# German Styrofoam Hives



## Katharina (May 2, 2011)

They actually do have a small channel on the side near the top. I have seen some other videos of those hives and in one the beek closed off the channel temporary for something. Can't remember what for, but I thought that was kind of interesting. So it is there. These hives are so insulated that they have less of a temperature flux from day to night. Causing less moisture issues.


----------



## bsquad (Jan 18, 2011)

Interesting, in this picture there also appears to be a sbb on the hive, so maybe the channel plus the screen is enough.


----------



## JAMeine (Jan 31, 2012)

You can check out Bee Villa, they're Minnestoa retailer that sells styrofoam bee hives, they're up in Circle Pines.


----------



## bsquad (Jan 18, 2011)

Wow, thanks for the tip - never heard of these!


----------



## gmcharlie (May 9, 2009)

bsquad said:


> Wow, thanks for the tip - never heard of these!

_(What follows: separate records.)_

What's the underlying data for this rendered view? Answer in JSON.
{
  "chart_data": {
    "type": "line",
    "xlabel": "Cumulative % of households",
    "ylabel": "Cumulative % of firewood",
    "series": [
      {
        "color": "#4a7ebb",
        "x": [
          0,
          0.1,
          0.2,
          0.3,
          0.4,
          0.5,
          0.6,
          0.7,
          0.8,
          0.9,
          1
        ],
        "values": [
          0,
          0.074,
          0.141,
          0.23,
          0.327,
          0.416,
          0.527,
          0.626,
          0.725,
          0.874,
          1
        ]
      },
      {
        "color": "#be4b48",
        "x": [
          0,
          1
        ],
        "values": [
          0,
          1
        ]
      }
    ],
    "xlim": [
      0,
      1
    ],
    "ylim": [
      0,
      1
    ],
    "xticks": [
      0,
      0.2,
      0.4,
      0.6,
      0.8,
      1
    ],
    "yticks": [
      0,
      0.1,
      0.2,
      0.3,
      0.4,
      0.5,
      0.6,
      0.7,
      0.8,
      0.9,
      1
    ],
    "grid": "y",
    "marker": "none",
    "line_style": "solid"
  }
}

Ever hear of BeeMax?? very similar. I run a dozen or so. after 3 years I am not real fond of them. Hive tools damage them, the break, and nothing really fits them well. Special covers, excluders and such. and so far I have not seen any upsides. They are lighter, but make me nervous moving them, I am afraid they will break, And yes I have broken them.


----------



## bsquad (Jan 18, 2011)

gmcharlie said:


> Ever hear of BeeMax??


I have now!  Yes, durability sounds like an issue.


----------



## Katharina (May 2, 2011)

Many of the European foam ones have a hard outer shell plastic. They are less likely to break with tools and are more UV resistant.


----------



## Rolande (Aug 23, 2010)

bsquad said:


> Yes, durability sounds like an issue.


In Europe there are various beefarmers who are running polystyrene hives by the thousand without any apparent problems re durability; might be interesting to know what the spec is on the beemax boxes, I believe that the main European brands (ie. Swienty and Paradise Honey) are made from EPS at around 100g/litre.

_edit:_ on the issue of hive tools, there's a Scottish bee farmer who runs a couple of thousand of these poly hives that has written on a British bee forum that in his experience the repeated use of the tool in seperating the boxes actually _hardens_ the polystyrene by means of compression, but not to the extent that the box is effectively misshapen in any way.


----------



## camero7 (Sep 21, 2009)

The BeeMax nucs are made from EPS, which is much stronger than their BeeMax hives, which are made from styrofoam. Allen Dick's site has some EPS boxes for sale. They are reasonable in price but the shipping is terribly expensive. I use the BeeMax nucs and they are excellent for wintering here in MA. Shipping on them is also bad, but I drove over and picked up 50. Cheaper than shipping particularly since they won't use anything but UPS to ship.


----------



## Riskybizz (Mar 12, 2010)

I watched the video its pretty amazing. The woman reminds me of a robot. She definately knows how to work those hives. Interesting video indeed.


----------



## bsquad (Jan 18, 2011)

Yeah, i was really impressed by her too. Never seen a plastic sheet used for an inner cover either.


----------